Взмыленная и окровавленная лошадь не желала никого подпускать к себе. Людям потребовалось немало усилий хотя бы на то, чтобы окружить ее со всех сторон. К тому времени как старик подошел к месту происшествия, загонщики как раз начали стягивать кольцо вокруг измученного, лягающегося животного. Уворачиваясь от копыт, некоторые из загонщиков падали на землю и были теперь перемазаны в грязи с ног до головы. Наконец кто-то сумел удачно бросить лассо, и общими усилиями при помощи веревок животное было повалено на землю и крепко связано.
Бока лошади были исполосованы глубокими царапинами, а на шее от головы до самой груди зияла рваная рана.
Алькальд также явился на шум – на этот раз без зонтика. Посмотрев на лошадь и поняв, что у нее нет никаких шансов выжить, он достал револьвер и с общего молчаливого согласия одним выстрелом прекратил мучения несчастного животного. Получив пулю в голову, кобыла судорожно дернула всеми четырьмя ногами и затихла навсегда.
Воцарилось молчание, которое нарушил один из загонщиков.
– Это лошадь Миранды Алказельцера, – сказал он.
Остальные согласно кивнули.
Миранда, один из переселенцев, в свое время основал ферму в семи километрах от Эль-Идилио. Когда стало ясно, что обороняться от наступающей сельвы и обрабатывать отвоеванные у леса клочки земли в одиночку невозможно, он сдался, но возвращаться в поселок не стал. Последние годы он перебивался тем, что открыл в своем доме что-то вроде магазина с очень бедным – включавшим только самое необходимое – ассортиментом. Золотоискатели, не хотевшие порой тратить липшее время на то, чтобы добираться до поселка, предпочитали закупать у него водку, сигареты, соль и «Алказельцер». Отсюда и пошло такое странное прозвище.
Лошадь была оседлана, и из этого следовало логичное предположение, что где-то должен быть и всадник.
Алькальд оповестил всех о том, что на следующее утро поисковая группа выходит в направлении фактории Миранды. Кроме того, он назначил двух человек для выполнения абсолютно безотлагательной работы: разделки туши мертвого животного. Омываемые дождем мачете привычно вонзались в лошадиное мясо. Перепачканные кровью, они вновь взлетали вверх, и ливень мгновенно смывал красную жидкость с клинков. В очередной раз мачете втыкались в лошадиную тушу без капли крови или клочка шерсти на лезвиях.

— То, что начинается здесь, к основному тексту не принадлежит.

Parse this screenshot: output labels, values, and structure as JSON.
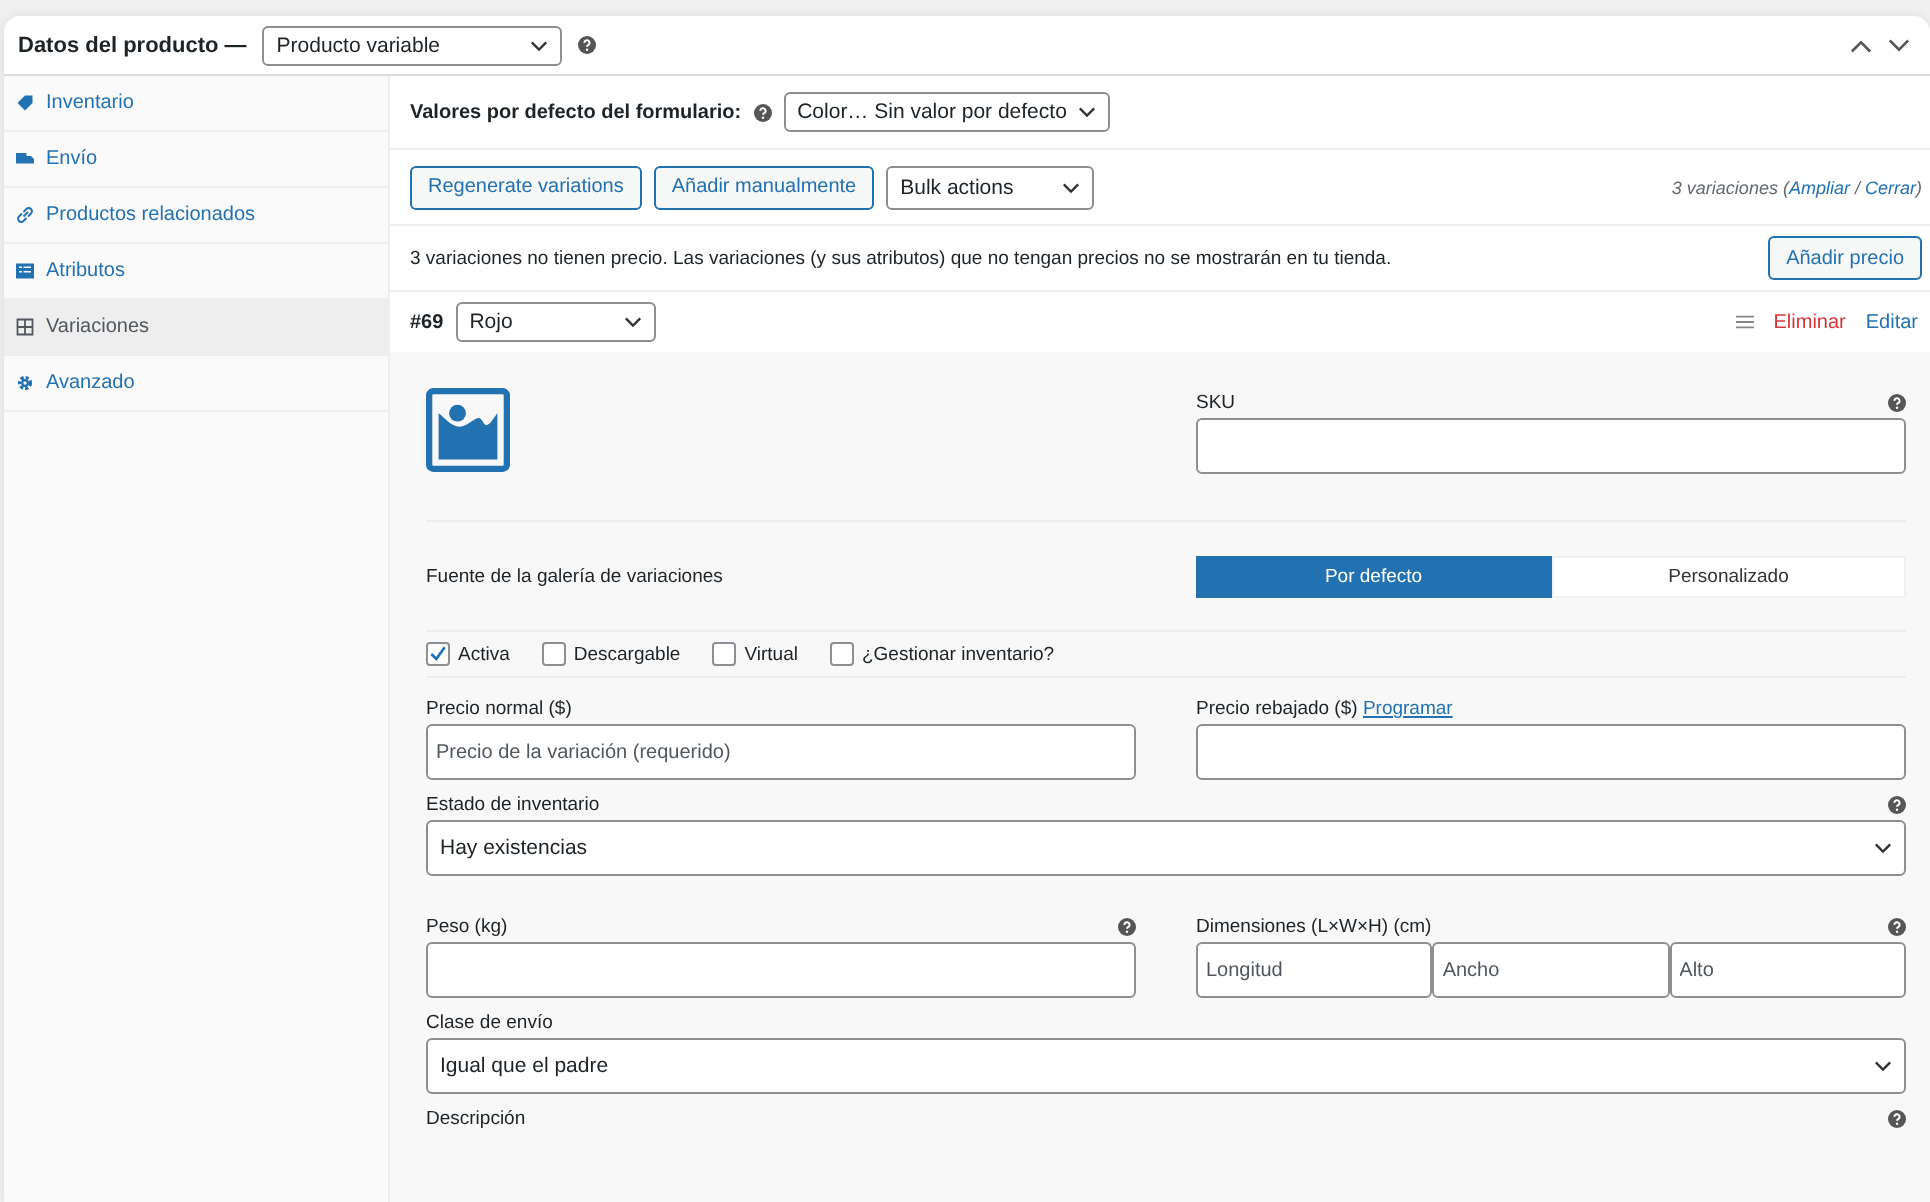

Разделанную на куски тушу перенесли к навесу у входа в резиденцию алькальда, и там толстяк разделил мясо на всех присутствующих.
– Эй, старик! Тебе какой кусок? – спросил алькальд.
Антонио Хосе Боливар ответил, что хотел бы получить лишь кусок печенки. Радости от внезапно свалившегося на него лакомства он не испытывал, понимая, что демонстрация алькальдом широты натуры означает для него только одно: толстяк намерен назначить его в завтрашнюю поисковую группу.
Он направился к дому, держа в руках кусок еще теплой лошадиной печенки. Следом за ним к реке потащили голову и другие невостребованные части туши. Уже темнело, и сквозь шум дождя был слышен лай собак, устроивших свару за потроха и куски шкуры, оставшиеся на том месте, где разделывали лошадь. Старик начал жарить печень, предварительно сдобрив ее розмарином, и при этом не переставая ругался по поводу событий, нарушивших его покой. Сосредоточиться на книге он уже не мог, ибо из головы у него не выходил образ алькальда в роли начальника намечавшейся на завтра экспедиции. Весь поселок знал, что у алькальда на старика зуб. Их давнее скрытое противостояние только усилилось, после того как Антонио Хосе Боливар выставил толстяка полным идиотом, убедительно доказав едва ли не при всех жителях поселка, что индейцы не убивали того чертова гринго.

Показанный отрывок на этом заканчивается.